Like in the heterosexual world, the answer to this question depends on the person.  Just ask Bill “is” Clinton.  Here’s the answer for me:  Penetration=sex.  Also, oral sex=sex.  Also, direct clitoral stimulation=sex.  Let’s break that down.

Penetration

Penetration with tongue, fingers or toy (dildo, etc) is pretty clearly sex in my book.  (Don’t worry, I know there are all sorts of questions out there about this topic.  I’ll explore this more on its own.)

Oral sex

If your mouth is on my clit, or your tongue is in me, it’s sex.

Direct clitoral stimulation

If your hand, mouth, or anything else is on my clit without something other than a safety material in between, it’s sex.

That’s what it is for me.  Believe me, honey it leaves lots of room for spirited disagreement.  For instance, does orgasm=sex?  Damn good question.  What do you all think?

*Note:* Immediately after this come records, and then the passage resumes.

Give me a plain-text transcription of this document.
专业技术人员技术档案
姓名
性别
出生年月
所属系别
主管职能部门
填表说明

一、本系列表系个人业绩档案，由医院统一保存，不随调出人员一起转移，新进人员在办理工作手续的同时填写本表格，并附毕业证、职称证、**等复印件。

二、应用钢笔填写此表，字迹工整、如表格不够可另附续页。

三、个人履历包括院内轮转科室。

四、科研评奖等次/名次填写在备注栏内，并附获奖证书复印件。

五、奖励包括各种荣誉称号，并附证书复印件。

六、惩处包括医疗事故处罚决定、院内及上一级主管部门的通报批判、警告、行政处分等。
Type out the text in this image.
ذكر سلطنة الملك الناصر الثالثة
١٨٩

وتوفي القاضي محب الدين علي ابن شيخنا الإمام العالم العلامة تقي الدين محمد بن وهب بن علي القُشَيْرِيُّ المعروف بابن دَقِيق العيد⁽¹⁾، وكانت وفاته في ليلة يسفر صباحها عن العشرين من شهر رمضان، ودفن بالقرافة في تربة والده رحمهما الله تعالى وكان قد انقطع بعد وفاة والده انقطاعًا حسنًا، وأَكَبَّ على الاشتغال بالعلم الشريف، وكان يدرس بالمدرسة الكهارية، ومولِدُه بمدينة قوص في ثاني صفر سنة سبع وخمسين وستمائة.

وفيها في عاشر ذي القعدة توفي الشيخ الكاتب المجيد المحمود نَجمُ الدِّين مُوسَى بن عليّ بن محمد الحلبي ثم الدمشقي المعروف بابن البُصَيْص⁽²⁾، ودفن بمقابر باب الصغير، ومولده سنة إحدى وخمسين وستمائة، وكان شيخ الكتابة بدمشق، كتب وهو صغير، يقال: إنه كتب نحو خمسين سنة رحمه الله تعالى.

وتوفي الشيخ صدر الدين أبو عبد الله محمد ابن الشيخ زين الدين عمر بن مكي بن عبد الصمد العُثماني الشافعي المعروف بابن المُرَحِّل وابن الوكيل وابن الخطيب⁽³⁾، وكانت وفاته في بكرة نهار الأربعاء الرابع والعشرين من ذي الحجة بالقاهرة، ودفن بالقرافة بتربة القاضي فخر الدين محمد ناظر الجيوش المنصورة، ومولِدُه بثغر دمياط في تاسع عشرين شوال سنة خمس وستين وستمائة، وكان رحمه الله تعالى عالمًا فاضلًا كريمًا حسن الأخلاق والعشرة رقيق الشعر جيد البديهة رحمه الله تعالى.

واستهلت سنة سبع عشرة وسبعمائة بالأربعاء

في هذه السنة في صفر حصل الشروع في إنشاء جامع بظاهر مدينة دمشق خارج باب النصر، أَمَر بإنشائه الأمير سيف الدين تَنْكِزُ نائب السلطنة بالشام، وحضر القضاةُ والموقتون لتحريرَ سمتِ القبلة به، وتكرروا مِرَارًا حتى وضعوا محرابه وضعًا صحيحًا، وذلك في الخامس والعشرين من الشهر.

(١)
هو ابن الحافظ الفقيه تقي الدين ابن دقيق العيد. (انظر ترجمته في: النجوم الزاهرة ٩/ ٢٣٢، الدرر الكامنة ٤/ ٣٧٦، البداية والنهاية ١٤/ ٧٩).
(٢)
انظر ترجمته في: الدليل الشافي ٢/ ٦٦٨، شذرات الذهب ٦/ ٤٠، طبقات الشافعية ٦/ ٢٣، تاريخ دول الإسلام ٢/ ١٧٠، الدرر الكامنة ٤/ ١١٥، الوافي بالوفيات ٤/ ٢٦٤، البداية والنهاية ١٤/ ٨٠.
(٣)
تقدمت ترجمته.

Also, I want to be sure to say that I don’t want anyone using this post to argue with their significant other that what they did wasn’t cheating.  Cheating and sex are two totally different, if related, things.  One of my friends, when defining sex asked the question, “if your husband was doing that, would you consider it sex?”  Careful there.  If my husband was kissing another person, I’d consider it cheating.  I wouldn’t consider it sex.  Also, if my husband was kissing me, I’d wonder what the hell kind of messed up dream I was having.